4 Planning the Engagements (When?)

Communications are core to this activity and messages need to be consistent, appropriate in number, focused and brief. The objectives of the communication process are to keep awareness and commitment high, ensure that expectations do not drift out of line with what will be delivered, explain what changes will be made and when, and describe the future end state or vision.

Some tips around this:

  • Send the right message to the right audience in a timely and effective manner.
  • The greater the change, the greater the need for clear communication about the reasons and rationale behind it.
  • Have a communication feedback system to assess the effectiveness of the communications sent.
  • Ensure relevance and recognition and engender trust.
  • Use established key phrases such as “touchstone statements” or “sound bites” as the foundation for communication.

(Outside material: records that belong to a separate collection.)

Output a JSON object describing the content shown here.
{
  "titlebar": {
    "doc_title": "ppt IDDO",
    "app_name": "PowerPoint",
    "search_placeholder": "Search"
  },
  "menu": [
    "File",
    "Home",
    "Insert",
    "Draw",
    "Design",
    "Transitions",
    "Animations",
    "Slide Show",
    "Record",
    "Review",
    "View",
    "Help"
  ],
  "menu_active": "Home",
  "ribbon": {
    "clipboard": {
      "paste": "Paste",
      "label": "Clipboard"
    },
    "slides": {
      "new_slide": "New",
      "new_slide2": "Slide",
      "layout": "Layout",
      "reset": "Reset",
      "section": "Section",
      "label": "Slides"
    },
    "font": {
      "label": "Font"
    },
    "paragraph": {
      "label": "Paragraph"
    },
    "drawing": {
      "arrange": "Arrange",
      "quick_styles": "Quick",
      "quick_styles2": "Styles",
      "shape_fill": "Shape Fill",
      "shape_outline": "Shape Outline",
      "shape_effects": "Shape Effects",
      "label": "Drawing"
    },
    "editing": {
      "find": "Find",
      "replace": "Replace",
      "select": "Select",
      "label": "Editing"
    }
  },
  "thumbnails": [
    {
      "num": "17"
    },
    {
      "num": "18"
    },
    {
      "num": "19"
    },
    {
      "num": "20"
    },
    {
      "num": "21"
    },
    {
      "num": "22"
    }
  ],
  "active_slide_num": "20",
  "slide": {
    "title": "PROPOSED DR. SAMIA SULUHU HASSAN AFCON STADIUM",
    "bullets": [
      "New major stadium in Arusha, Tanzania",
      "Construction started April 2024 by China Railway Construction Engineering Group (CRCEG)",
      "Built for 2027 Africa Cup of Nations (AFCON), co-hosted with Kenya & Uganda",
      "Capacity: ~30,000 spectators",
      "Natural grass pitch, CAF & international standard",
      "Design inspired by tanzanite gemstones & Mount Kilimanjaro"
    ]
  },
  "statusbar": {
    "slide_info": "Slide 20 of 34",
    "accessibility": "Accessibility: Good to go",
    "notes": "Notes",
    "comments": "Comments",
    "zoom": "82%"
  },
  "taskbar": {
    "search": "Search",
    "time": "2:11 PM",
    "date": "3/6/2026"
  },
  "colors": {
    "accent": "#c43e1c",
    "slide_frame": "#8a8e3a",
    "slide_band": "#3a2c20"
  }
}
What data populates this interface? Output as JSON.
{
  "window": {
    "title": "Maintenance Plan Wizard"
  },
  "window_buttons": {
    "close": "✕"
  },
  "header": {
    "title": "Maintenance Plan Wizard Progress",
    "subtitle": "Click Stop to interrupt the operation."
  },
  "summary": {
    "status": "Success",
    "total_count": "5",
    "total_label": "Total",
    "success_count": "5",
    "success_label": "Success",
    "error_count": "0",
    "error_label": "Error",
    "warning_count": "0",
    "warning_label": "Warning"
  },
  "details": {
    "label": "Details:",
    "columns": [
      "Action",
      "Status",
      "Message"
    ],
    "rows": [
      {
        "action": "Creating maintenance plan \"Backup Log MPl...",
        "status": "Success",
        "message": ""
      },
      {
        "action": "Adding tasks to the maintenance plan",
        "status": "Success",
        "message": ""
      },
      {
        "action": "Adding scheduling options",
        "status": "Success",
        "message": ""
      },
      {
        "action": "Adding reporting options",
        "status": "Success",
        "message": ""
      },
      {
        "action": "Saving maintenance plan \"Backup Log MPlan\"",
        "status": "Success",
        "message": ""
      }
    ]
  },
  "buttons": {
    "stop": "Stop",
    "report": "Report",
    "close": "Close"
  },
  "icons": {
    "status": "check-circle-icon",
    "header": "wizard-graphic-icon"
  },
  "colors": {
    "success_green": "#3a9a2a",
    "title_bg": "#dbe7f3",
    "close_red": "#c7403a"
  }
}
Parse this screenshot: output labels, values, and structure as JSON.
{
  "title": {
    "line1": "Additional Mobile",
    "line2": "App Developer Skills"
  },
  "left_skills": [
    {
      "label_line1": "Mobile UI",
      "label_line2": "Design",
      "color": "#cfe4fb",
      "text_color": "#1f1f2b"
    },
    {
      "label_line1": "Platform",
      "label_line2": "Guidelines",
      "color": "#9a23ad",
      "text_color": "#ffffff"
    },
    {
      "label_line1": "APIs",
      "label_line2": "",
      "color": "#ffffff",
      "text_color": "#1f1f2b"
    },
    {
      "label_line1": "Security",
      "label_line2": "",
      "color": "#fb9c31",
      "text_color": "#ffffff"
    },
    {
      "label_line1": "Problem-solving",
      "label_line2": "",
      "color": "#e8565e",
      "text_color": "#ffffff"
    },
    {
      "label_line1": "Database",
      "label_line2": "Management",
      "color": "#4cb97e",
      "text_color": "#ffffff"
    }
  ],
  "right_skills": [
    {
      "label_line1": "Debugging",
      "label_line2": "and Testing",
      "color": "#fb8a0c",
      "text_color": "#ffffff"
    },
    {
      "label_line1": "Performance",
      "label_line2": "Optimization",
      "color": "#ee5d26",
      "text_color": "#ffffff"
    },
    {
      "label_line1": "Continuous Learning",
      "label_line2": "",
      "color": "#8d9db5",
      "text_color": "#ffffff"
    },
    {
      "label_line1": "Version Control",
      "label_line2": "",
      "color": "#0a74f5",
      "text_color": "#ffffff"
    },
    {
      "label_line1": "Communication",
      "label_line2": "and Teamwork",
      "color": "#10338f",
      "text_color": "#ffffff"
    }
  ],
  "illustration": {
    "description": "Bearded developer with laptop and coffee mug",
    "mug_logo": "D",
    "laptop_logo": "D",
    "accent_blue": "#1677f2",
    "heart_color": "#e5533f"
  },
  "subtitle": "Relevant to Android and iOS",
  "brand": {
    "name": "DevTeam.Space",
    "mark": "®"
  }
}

5 Engaging Stakeholders (The Doing)

This could involve stakeholders in early workshops. It is critical at this point to ask the stakeholders and then listen. It is a two-way communication which can involve more subtle and informal means. The programme or project team will often need to influence, lobby, cajole, flatter and subtly apply pressure to stakeholders to maintain momentum.

6 Measuring the Effectiveness (The Results)

It is advisable to sample the stakeholder communities straight from the start. Feedback will reveal under-communication or miscommunication. It will also answer the question if the stakeholders have changed? This question leads back to the first step of the cycle of step 1, Who?

It is important to gather this feedback in person and input it into the relevant healthcheck in order to improve the process cycle, such is its importance.

So, let’s focus all our attention on robust stakeholder engagement since it is vital to get this right.